日本最北端の地として知られる宗谷岬とノシャップ岬に挟まれた宗谷湾の東南側基部に、増幌という地区があるのをご存じだろうか。同名の川が湾に注いでいて、この川筋に沿った一帯をそう呼ぶ
▼ほとんどの北海道地名の例にもれず、地名の由来はアイヌ語である。山田秀三氏は著書『北海道の地名』(北海道新聞社)で松浦武四郎の日記を引き合いに出し、元は「マシ・ウポポ」だったのでないかと推測していた。

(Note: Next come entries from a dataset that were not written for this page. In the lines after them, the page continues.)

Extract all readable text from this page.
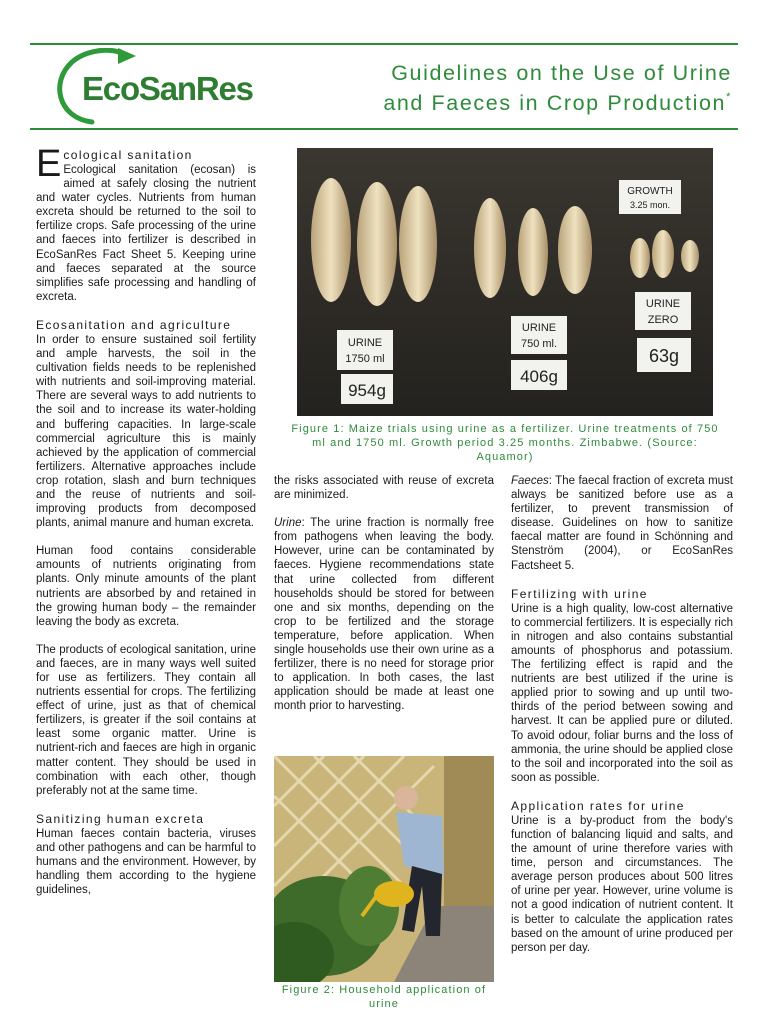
EcoSanRes	Guidelines on the Use of Urine
and Faeces in Crop Production*
E cological sanitation

Ecological sanitation (ecosan) is aimed at safely closing the nutrient and water cycles. Nutrients from human excreta should be returned to the soil to fertilize crops. Safe processing of the urine and faeces into fertilizer is described in EcoSanRes Fact Sheet 5. Keeping urine and faeces separated at the source simplifies safe processing and handling of excreta.

Ecosanitation and agriculture

In order to ensure sustained soil fertility and ample harvests, the soil in the cultivation fields needs to be replenished with nutrients and soil-improving material. There are several ways to add nutrients to the soil and to increase its water-holding and buffering capacities. In large-scale commercial agriculture this is mainly achieved by the application of commercial fertilizers. Alternative approaches include crop rotation, slash and burn techniques and the reuse of nutrients and soil-improving products from decomposed plants, animal manure and human excreta.

Human food contains considerable amounts of nutrients originating from plants. Only minute amounts of the plant nutrients are absorbed by and retained in the growing human body – the remainder leaving the body as excreta.

The products of ecological sanitation, urine and faeces, are in many ways well suited for use as fertilizers. They contain all nutrients essential for crops. The fertilizing effect of urine, just as that of chemical fertilizers, is greater if the soil contains at least some organic matter. Urine is nutrient-rich and faeces are high in organic matter content. They should be used in combination with each other, though preferably not at the same time.

Sanitizing human excreta

Human faeces contain bacteria, viruses and other pathogens and can be harmful to humans and the environment. However, by handling them according to the hygiene guidelines,

GROWTH
3.25 mon.
URINE
1750 ml
954g
URINE
750 ml.
406g
URINE
ZERO
63g
Figure 1: Maize trials using urine as a fertilizer. Urine treatments of 750 ml and 1750 ml. Growth period 3.25 months. Zimbabwe. (Source: Aquamor)

the risks associated with reuse of excreta are minimized.

Urine: The urine fraction is normally free from pathogens when leaving the body. However, urine can be contaminated by faeces. Hygiene recommendations state that urine collected from different households should be stored for between one and six months, depending on the crop to be fertilized and the storage temperature, before application. When single households use their own urine as a fertilizer, there is no need for storage prior to application. In both cases, the last application should be made at least one month prior to harvesting.

Figure 2: Household application of urine

Faeces: The faecal fraction of excreta must always be sanitized before use as a fertilizer, to prevent transmission of disease. Guidelines on how to sanitize faecal matter are found in Schönning and Stenström (2004), or EcoSanRes Factsheet 5.

Fertilizing with urine

Urine is a high quality, low-cost alternative to commercial fertilizers. It is especially rich in nitrogen and also contains substantial amounts of phosphorus and potassium. The fertilizing effect is rapid and the nutrients are best utilized if the urine is applied prior to sowing and up until two-thirds of the period between sowing and harvest. It can be applied pure or diluted. To avoid odour, foliar burns and the loss of ammonia, the urine should be applied close to the soil and incorporated into the soil as soon as possible.

Application rates for urine

Urine is a by-product from the body's function of balancing liquid and salts, and the amount of urine therefore varies with time, person and circumstances. The average person produces about 500 litres of urine per year. However, urine volume is not a good indication of nutrient content. It is better to calculate the application rates based on the amount of urine produced per person per day.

「マシ」はカモメ、「ウポポ」は歌い踊るさまを意味する。海とつながった食料の豊富な川にカモメが集まり、楽しげに鳴き交わしている土地だったらしい。この「ウポポ」に場所を表す「イ」を付けたのが、白老町ポロト湖畔に誕生する民族共生象徴空間「ウポポイ」だ
▼愛称選考資料には「(おおぜいで)歌うこと」とある。4月24日のオープンまで2カ月を切った。先住民族とされるアイヌの歴史と文化を主題とする日本最北の国立博物館や、民族共生公園が一体的に整備された場所である。偶然だが今回の直木賞作品『熱源』(川越宗一、文藝春秋)も、激動の近代を必死に生き抜くアイヌの物語だった。印象的な一節がある。明治初めにロシア領となった樺太から本道に渡ったアイヌがこうつぶやくのだ。「人(アイヌ)は、自分のほかの誰のものでもないんだ」
▼どこにいてもアイヌはアイヌなんだという誇りの表れだろう。民族の違いはあれど共存していくには互いを尊重すべきと教えられた気もした。大勢で歌うには協調が不可欠である。ウポポイがそれを学ぶ場になるといい。